Observation: The p-value (0.9639) is high (>0.05) and test statistic (0.046136) is close to hypothetical mean (0), we then fail to reject Null Hypothesis.

# Use two dosages
group3_OJ = ToothGrowth$len[ToothGrowth$supp == 'OJ' & ToothGrowth$dose == 1]
group3_VC = ToothGrowth$len[ToothGrowth$supp == 'VC' & ToothGrowth$dose == 1]

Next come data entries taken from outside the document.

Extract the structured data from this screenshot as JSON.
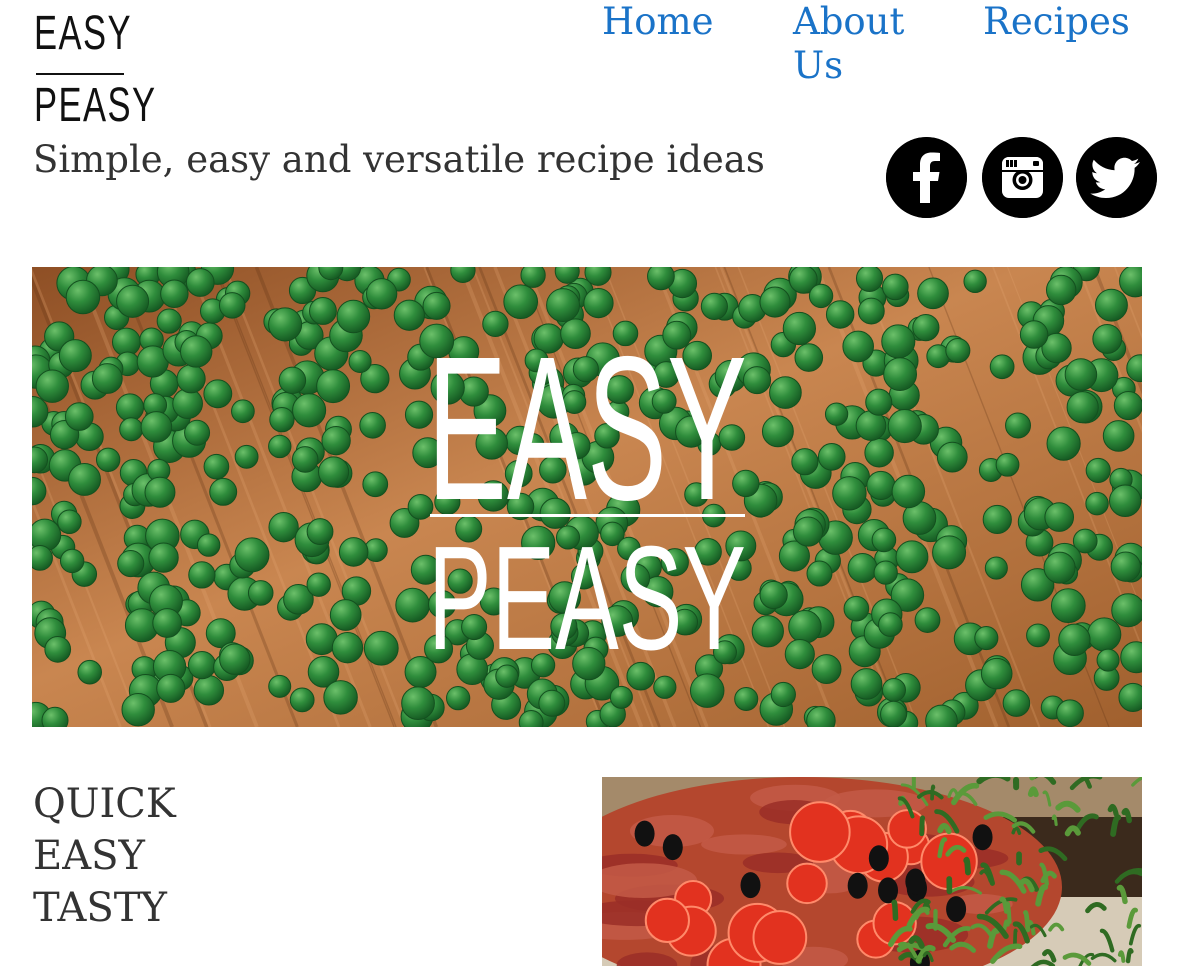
{
  "logo": {
    "line1": "EASY",
    "line2": "PEASY"
  },
  "nav": {
    "home": "Home",
    "about": "About Us",
    "recipes": "Recipes"
  },
  "tagline": "Simple, easy and versatile recipe ideas",
  "social": [
    {
      "name": "facebook-icon"
    },
    {
      "name": "instagram-icon"
    },
    {
      "name": "twitter-icon"
    }
  ],
  "hero": {
    "line1": "EASY",
    "line2": "PEASY"
  },
  "slogan": {
    "line1": "QUICK",
    "line2": "EASY",
    "line3": "TASTY"
  },
  "colors": {
    "link": "#1a73c8",
    "text": "#333333",
    "pea": "#2e8b3a",
    "wood": "#b5723f"
  }
}
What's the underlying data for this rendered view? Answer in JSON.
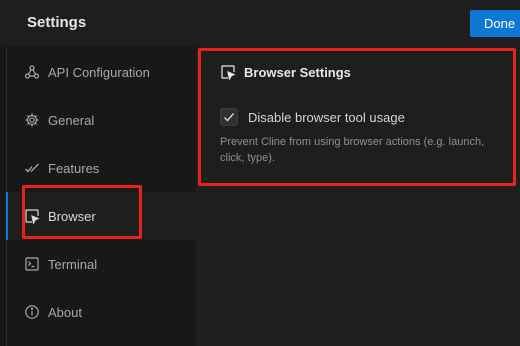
{
  "header": {
    "title": "Settings",
    "done_label": "Done"
  },
  "sidebar": {
    "items": [
      {
        "label": "API Configuration",
        "icon": "plug-icon"
      },
      {
        "label": "General",
        "icon": "gear-icon"
      },
      {
        "label": "Features",
        "icon": "check-icon"
      },
      {
        "label": "Browser",
        "icon": "cursor-window-icon",
        "active": true
      },
      {
        "label": "Terminal",
        "icon": "terminal-icon"
      },
      {
        "label": "About",
        "icon": "info-icon"
      }
    ]
  },
  "browser_settings": {
    "title": "Browser Settings",
    "checkbox_label": "Disable browser tool usage",
    "checkbox_checked": true,
    "description": "Prevent Cline from using browser actions (e.g. launch, click, type)."
  },
  "colors": {
    "accent": "#0e78d4",
    "highlight": "#e8231c",
    "background": "#1e1e1e",
    "sidebar": "#181818"
  }
}
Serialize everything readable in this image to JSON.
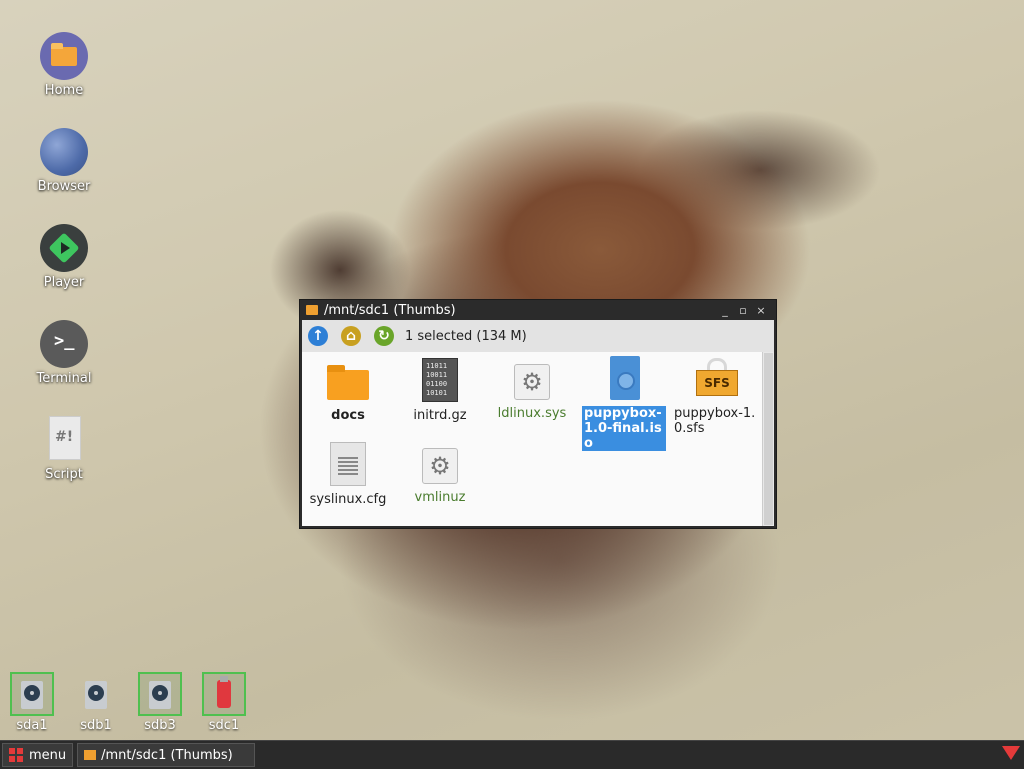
{
  "desktop": {
    "icons": [
      {
        "label": "Home",
        "icon": "home-folder-icon"
      },
      {
        "label": "Browser",
        "icon": "browser-globe-icon"
      },
      {
        "label": "Player",
        "icon": "player-icon"
      },
      {
        "label": "Terminal",
        "icon": "terminal-icon"
      },
      {
        "label": "Script",
        "icon": "script-icon",
        "glyph": "#!"
      }
    ],
    "drives": [
      {
        "label": "sda1",
        "icon": "hard-drive-icon",
        "mounted": true
      },
      {
        "label": "sdb1",
        "icon": "hard-drive-icon",
        "mounted": false
      },
      {
        "label": "sdb3",
        "icon": "hard-drive-icon",
        "mounted": true
      },
      {
        "label": "sdc1",
        "icon": "usb-drive-icon",
        "mounted": true
      }
    ]
  },
  "window": {
    "title": "/mnt/sdc1 (Thumbs)",
    "controls": {
      "minimize": "_",
      "maximize": "▫",
      "close": "×"
    },
    "status": "1 selected (134 M)",
    "files": [
      {
        "name": "docs",
        "type": "folder"
      },
      {
        "name": "initrd.gz",
        "type": "binary",
        "glyph": "11011\n10011\n01100\n10101"
      },
      {
        "name": "ldlinux.sys",
        "type": "system"
      },
      {
        "name": "puppybox-1.0-final.iso",
        "type": "iso",
        "selected": true
      },
      {
        "name": "puppybox-1.0.sfs",
        "type": "sfs",
        "glyph": "SFS"
      },
      {
        "name": "syslinux.cfg",
        "type": "text"
      },
      {
        "name": "vmlinuz",
        "type": "system"
      }
    ]
  },
  "taskbar": {
    "menu_label": "menu",
    "task_label": "/mnt/sdc1 (Thumbs)"
  },
  "colors": {
    "accent": "#3a8ee0",
    "mounted_border": "#4fc04f",
    "menu_red": "#e53a3a",
    "system_file_text": "#4a7c2e"
  }
}
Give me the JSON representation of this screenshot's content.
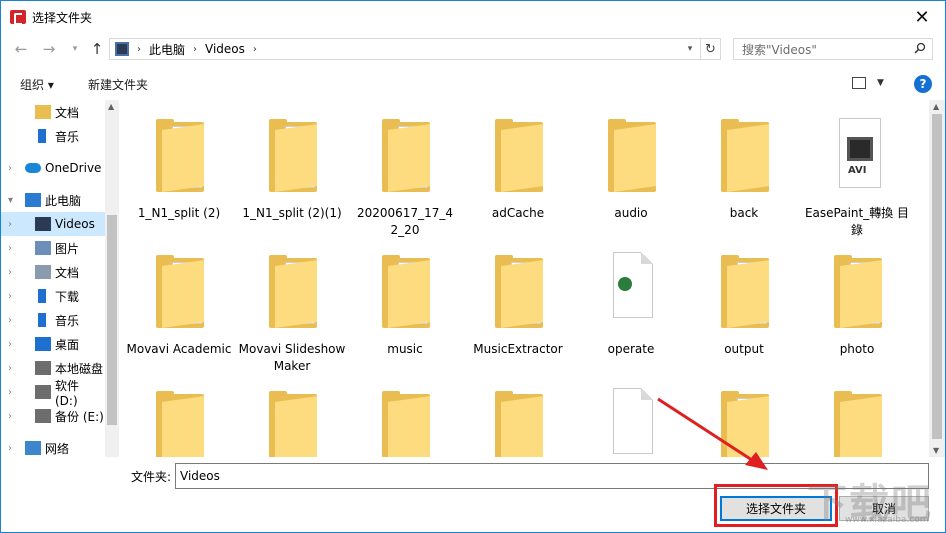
{
  "window": {
    "title": "选择文件夹",
    "close": "✕"
  },
  "address": {
    "location_root": "此电脑",
    "location_current": "Videos"
  },
  "search": {
    "placeholder": "搜索\"Videos\""
  },
  "toolbar": {
    "organize": "组织",
    "new_folder": "新建文件夹",
    "help": "?"
  },
  "nav": [
    {
      "label": "文档",
      "icon": "folder-icon"
    },
    {
      "label": "音乐",
      "icon": "music-note-icon"
    },
    {
      "label": "OneDrive",
      "icon": "cloud-icon"
    },
    {
      "label": "此电脑",
      "icon": "computer-icon"
    },
    {
      "label": "Videos",
      "icon": "film-icon",
      "selected": true
    },
    {
      "label": "图片",
      "icon": "pictures-icon"
    },
    {
      "label": "文档",
      "icon": "documents-icon"
    },
    {
      "label": "下载",
      "icon": "download-arrow-icon"
    },
    {
      "label": "音乐",
      "icon": "music-note-icon"
    },
    {
      "label": "桌面",
      "icon": "desktop-icon"
    },
    {
      "label": "本地磁盘",
      "icon": "drive-icon"
    },
    {
      "label": "软件 (D:)",
      "icon": "drive-icon"
    },
    {
      "label": "备份 (E:)",
      "icon": "drive-icon"
    },
    {
      "label": "网络",
      "icon": "network-icon"
    }
  ],
  "files": [
    {
      "name": "1_N1_split (2)",
      "type": "folder-image"
    },
    {
      "name": "1_N1_split (2)(1)",
      "type": "folder-image"
    },
    {
      "name": "20200617_17_4 2_20",
      "type": "folder-doc"
    },
    {
      "name": "adCache",
      "type": "folder"
    },
    {
      "name": "audio",
      "type": "folder"
    },
    {
      "name": "back",
      "type": "folder"
    },
    {
      "name": "EasePaint_轉換 目錄",
      "type": "avi"
    },
    {
      "name": "Movavi Academic",
      "type": "folder-doc"
    },
    {
      "name": "Movavi Slideshow Maker",
      "type": "folder-doc"
    },
    {
      "name": "music",
      "type": "folder-blank"
    },
    {
      "name": "MusicExtractor",
      "type": "folder-doc"
    },
    {
      "name": "operate",
      "type": "doc-stack"
    },
    {
      "name": "output",
      "type": "folder-doc"
    },
    {
      "name": "photo",
      "type": "folder-blank"
    },
    {
      "name": "",
      "type": "folder"
    },
    {
      "name": "",
      "type": "folder"
    },
    {
      "name": "",
      "type": "folder"
    },
    {
      "name": "",
      "type": "folder"
    },
    {
      "name": "",
      "type": "doc-stack"
    },
    {
      "name": "",
      "type": "folder-blank"
    },
    {
      "name": "",
      "type": "folder"
    }
  ],
  "footer": {
    "folder_label": "文件夹:",
    "folder_value": "Videos",
    "select_button": "选择文件夹",
    "cancel_button": "取消"
  },
  "watermark": {
    "text": "下载吧",
    "url": "www.xiazaiba.com"
  },
  "colors": {
    "accent": "#0078d7",
    "highlight": "#e02020",
    "folder": "#fddc80",
    "selection": "#cce8ff"
  }
}
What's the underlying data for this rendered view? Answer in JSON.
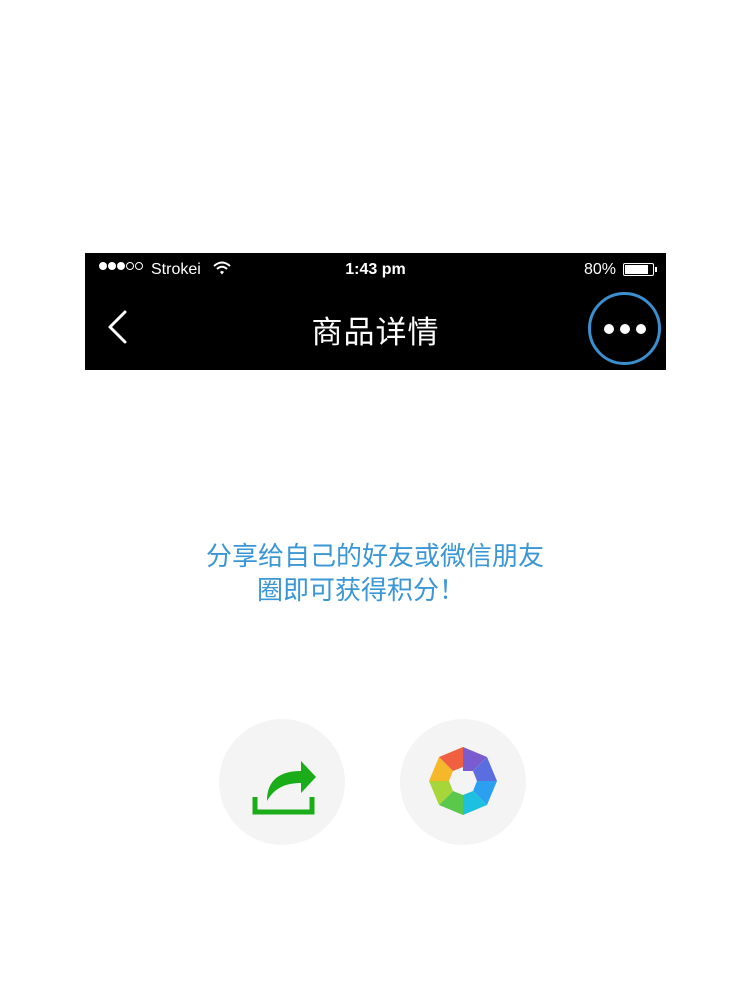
{
  "status_bar": {
    "carrier": "Strokei",
    "time": "1:43 pm",
    "battery": "80%"
  },
  "nav": {
    "title": "商品详情",
    "back_icon": "chevron-left-icon",
    "more_icon": "more-dots-icon"
  },
  "share": {
    "line1": "分享给自己的好友或微信朋友",
    "line2": "圈即可获得积分！"
  },
  "actions": [
    {
      "icon": "share-arrow-icon",
      "color": "#1aad19"
    },
    {
      "icon": "moments-aperture-icon"
    }
  ],
  "colors": {
    "accent_blue": "#3a96d4",
    "bar_bg": "#000000"
  }
}
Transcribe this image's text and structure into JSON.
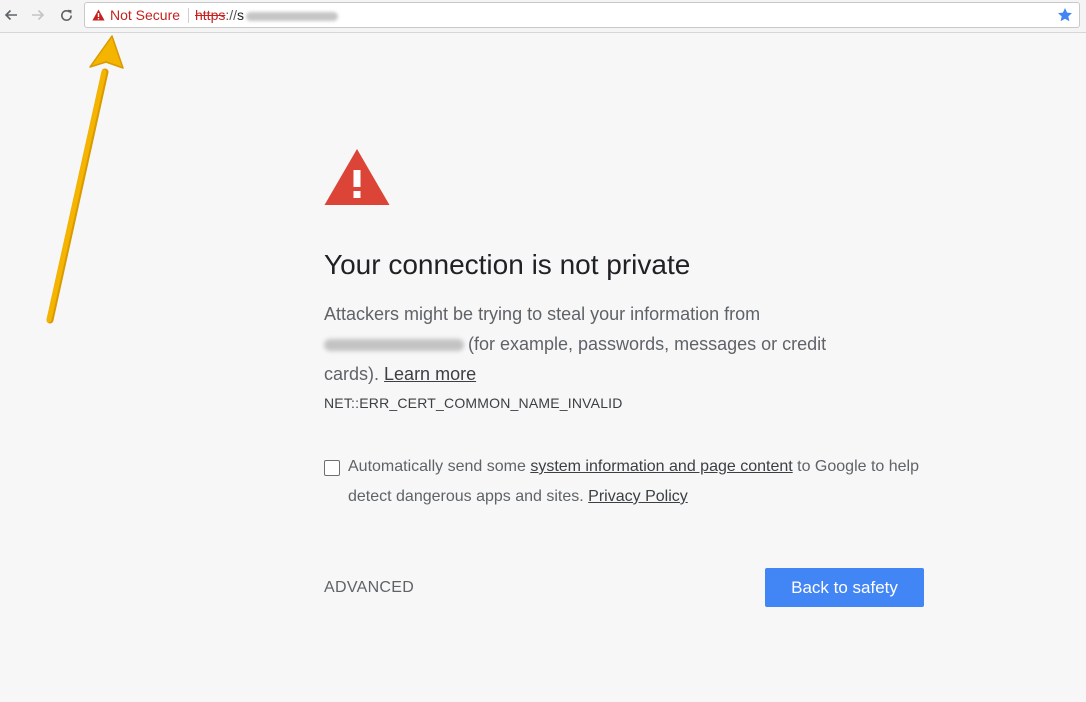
{
  "toolbar": {
    "security_chip_label": "Not Secure",
    "url_scheme": "https",
    "url_separator": "://",
    "url_host_visible": "s"
  },
  "interstitial": {
    "heading": "Your connection is not private",
    "explanation_part1": "Attackers might be trying to steal your information from",
    "explanation_part2": "(for example, passwords, messages or credit cards).",
    "learn_more": "Learn more",
    "error_code": "NET::ERR_CERT_COMMON_NAME_INVALID",
    "optin_part1": "Automatically send some",
    "optin_link": "system information and page content",
    "optin_part2": "to Google to help detect dangerous apps and sites.",
    "privacy_policy": "Privacy Policy",
    "advanced_label": "ADVANCED",
    "back_to_safety_label": "Back to safety"
  },
  "colors": {
    "not_secure_red": "#c5221f",
    "warning_triangle": "#db4437",
    "primary_button": "#4285f4",
    "annotation_arrow": "#f4b400",
    "bookmark_star": "#4285f4"
  },
  "icons": {
    "back": "arrow-left-icon",
    "forward": "arrow-right-icon",
    "reload": "reload-icon",
    "security": "warning-triangle-icon",
    "bookmark": "star-icon",
    "page_warning": "warning-triangle-icon"
  }
}
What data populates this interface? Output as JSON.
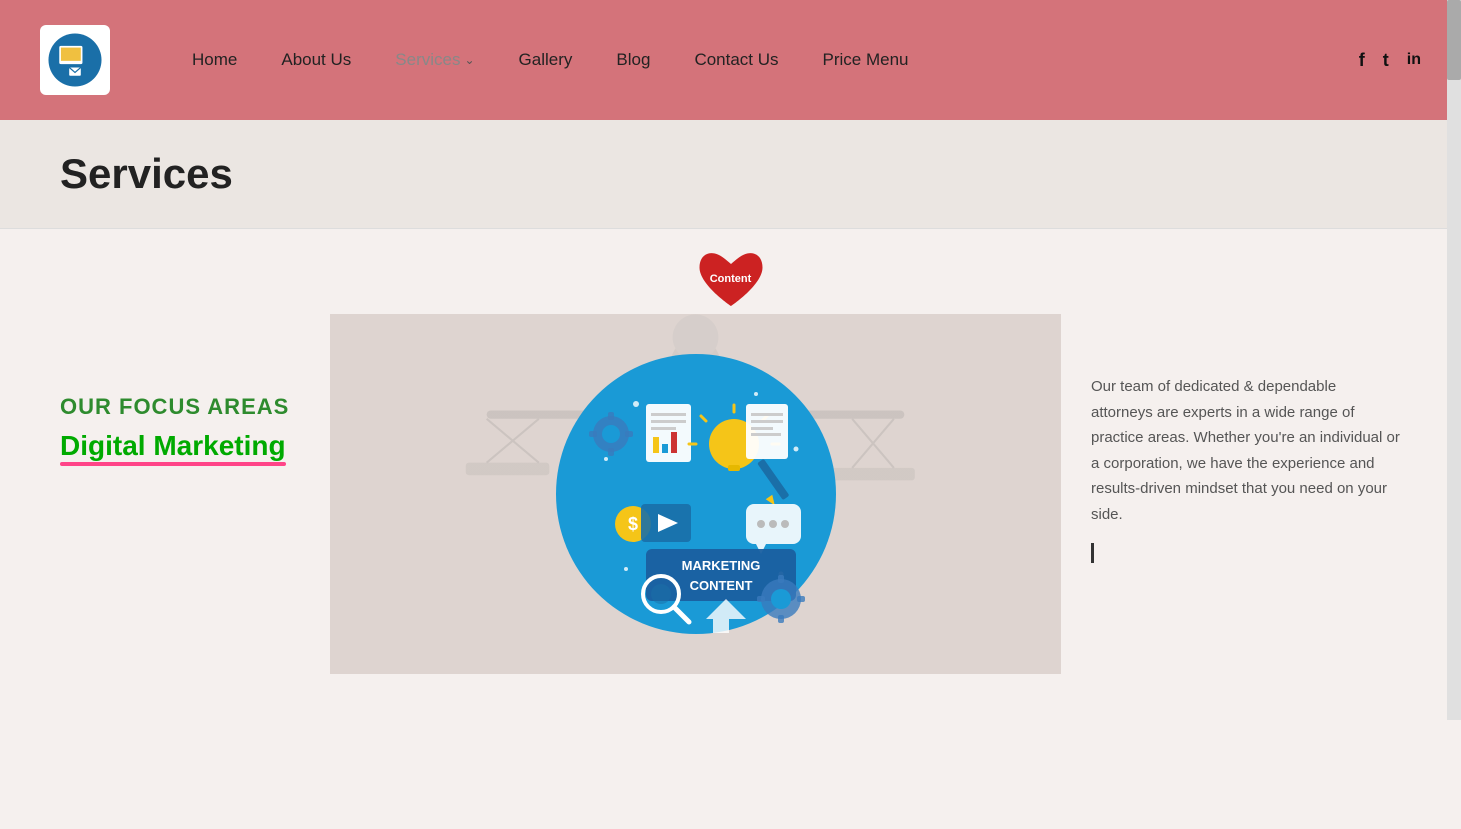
{
  "header": {
    "logo_alt": "Law Firm Logo",
    "nav": {
      "home": "Home",
      "about_us": "About Us",
      "services": "Services",
      "gallery": "Gallery",
      "blog": "Blog",
      "contact_us": "Contact Us",
      "price_menu": "Price Menu"
    },
    "social": {
      "facebook": "f",
      "twitter": "t",
      "linkedin": "in"
    },
    "bg_color": "#d4737a"
  },
  "page_title": "Services",
  "heart_badge": {
    "label": "Content",
    "color": "#cc2222"
  },
  "left_panel": {
    "focus_title": "OUR FOCUS AREAS",
    "focus_subtitle": "Digital Marketing"
  },
  "right_panel": {
    "text": "Our team of dedicated & dependable attorneys are experts in a wide range of practice areas. Whether you're an individual or a corporation, we have the experience and results-driven mindset that you need on your side."
  },
  "center_image": {
    "circle_title": "MARKETING",
    "circle_subtitle": "CONTENT"
  }
}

t.test(group3_VC, group3_OJ, alternative = "two.sided", paired = FALSE, 
       var.equal = FALSE, conf.level = 0.95)

## 
##  Welch Two Sample t-test
## 
## data:  group3_VC and group3_OJ
## t = -4.0328, df = 15.358, p-value = 0.001038
## alternative hypothesis: true difference in means is not equal to 0
## 95 percent confidence interval:
##  -9.057852 -2.802148
## sample estimates:
## mean of x mean of y 
##     16.77     22.70

Observation: The p-value (0.001038) is small (<0.05) and 95 percent confidence interval does not contain the hypothesized population mean 0, we then reject Null Hypothesis.

# Use half of dosage
group4_OJ = ToothGrowth$len[ToothGrowth$supp == 'OJ' & ToothGrowth$dose == 0.5]
group4_VC = ToothGrowth$len[ToothGrowth$supp == 'VC' & ToothGrowth$dose == 0.5]

t.test(group4_VC, group4_OJ, alternative = "two.sided", paired = FALSE, 
       var.equal = FALSE, conf.level = 0.95)

## 
##  Welch Two Sample t-test
## 
## data:  group4_VC and group4_OJ
## t = -3.1697, df = 14.969, p-value = 0.006359
## alternative hypothesis: true difference in means is not equal to 0
## 95 percent confidence interval:
##  -8.780943 -1.719057
## sample estimates:
## mean of x mean of y 
##      7.98     13.23

Observation: The p-value (0.006359) is small (<0.05) and 95 percent confidence interval does not contain the hypothesized population mean 0, we then reject Null Hypothesis.

4. Conclusions:

4.1. Compare tooth growth by dose (0.5 or 1 or 2)

There was differently influences of dosages to tooth growth (different means). Two dosages was the most impacted to tooth growth, followed by one dosage and half of dosage respectively.

4.2. Compare tooth growth by supplement (OJ or VC)

Both supplement of VC and OJ very likely had similar influence to tooth growth under using two dosages.
However, OJ demonstrated the greater effect than VC when using one or half of dosage only.